As a marketing officer, Dennis’ job description relies heavily on meetings and presentations.
“People ask me a multi-part question, so I have a pen handy to write down multiple parts of the question,” she says. “It’s sometimes a scary experience because when you’re doing presentations and somebody asks you something, in my head I’m like ‘could you please not do this to me?’”
Despite the symptoms—the confusion and loss for words at times—Dennis strives to be a role model for others.
“If there’s anything I need to offer right now, it’s being that voice because I am more capable than a lot of other people who have survived this.” She says she’s always been the type of person to laugh even at the toughest times. “I guess I’m thankful that my sense of humour wasn’t compromised because that’s what really helped me get through.”
“Mine started off as a tremor in my right pinky finger,” says Soania Mathur, family physician. For the last 15 years, Mathur has been living with Parkinson’s disease, and for 12 of those years she has practiced as a family doctor, a career in which she continued to pursue at the time of her diagnosis.
Parkinson’s disease affects about one in every 100 people over the age of 60, so it occurs more often than a rare disease. What makes Mathur’s diagnosis unique is that she discovered she was living with Parkinson’s at 27 years old.
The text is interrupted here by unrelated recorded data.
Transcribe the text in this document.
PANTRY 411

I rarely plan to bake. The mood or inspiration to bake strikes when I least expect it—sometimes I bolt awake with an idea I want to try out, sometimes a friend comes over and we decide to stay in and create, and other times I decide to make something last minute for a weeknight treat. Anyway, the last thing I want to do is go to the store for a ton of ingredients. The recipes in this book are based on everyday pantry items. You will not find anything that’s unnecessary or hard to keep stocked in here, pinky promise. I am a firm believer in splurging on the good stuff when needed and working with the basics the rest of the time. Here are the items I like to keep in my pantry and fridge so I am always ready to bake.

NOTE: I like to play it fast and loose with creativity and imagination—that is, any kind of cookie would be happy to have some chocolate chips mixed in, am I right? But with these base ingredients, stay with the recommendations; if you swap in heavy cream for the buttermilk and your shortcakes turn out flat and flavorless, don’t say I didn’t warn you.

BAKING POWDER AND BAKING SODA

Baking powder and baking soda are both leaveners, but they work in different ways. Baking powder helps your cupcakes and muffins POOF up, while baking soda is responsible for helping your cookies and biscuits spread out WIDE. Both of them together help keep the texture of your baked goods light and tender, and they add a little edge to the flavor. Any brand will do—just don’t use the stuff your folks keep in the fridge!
Affecting only five to 10 per cent of those diagnosed, Mathur has what is referred to as young onset Parkinson’s disease, which includes anyone with the disease under the age of 40.
At 27, just as Mathur wrapped up her studies in family practice and readied herself to pursue a career in the field, she was diagnosed with Parkinson’s disease.
“[The tremor] was just intermittent and very occasional, so of course, being a doctor I ignored it until it spread to the rest of my hand and ultimately my arm,” she says. “By the time it became more persistent in my right hand, I went for an evaluation from a colleague of mine and he diagnosed young onset Parkinson’s disease at my clinical exam.”
Unsure of how this would affect her career, Mathur says she went into denial.
“It was very difficult, but I ended up practicing for 12 years with the Parkinson’s. For the first two years it was manageable,” she says. “It was difficult to help my patients through their issues when I was dealing with trying to hide my own.”
At the 11-year mark of her career and life with Parkinson’s, Mathur says she decided to temporarily put her practice on hold. “I went on short-term disability for about three or four months just because I was burning out.”
She decided to work part-time in attempts to slowly make her return back into the field, but her worsening symptoms and side effects to the medication, (which can sometimes be worse than the symptoms themselves), kept her from practicing.
“My husband said ‘you’re just going to drive yourself into the ground,’ essentially minimizing the productive life I’ll have after,” says Mathur. “My neurologist basically put it this way to me: ‘do you want to walk out of the office or do you want to crawl out?’ I said I choose to walk out and it just became unmanageable to work so that’s why I left.”
Although Mathur falls in that five to 10 per cent, she continues to strive to live a positive life for herself and her family.
“For my children, I think it’s important for them to see a positive role model … to understand that they will face obstacles in their lives,” she says. “Ultimately how they approach those obstacles will define them as human beings and strong women that I hope they will be.”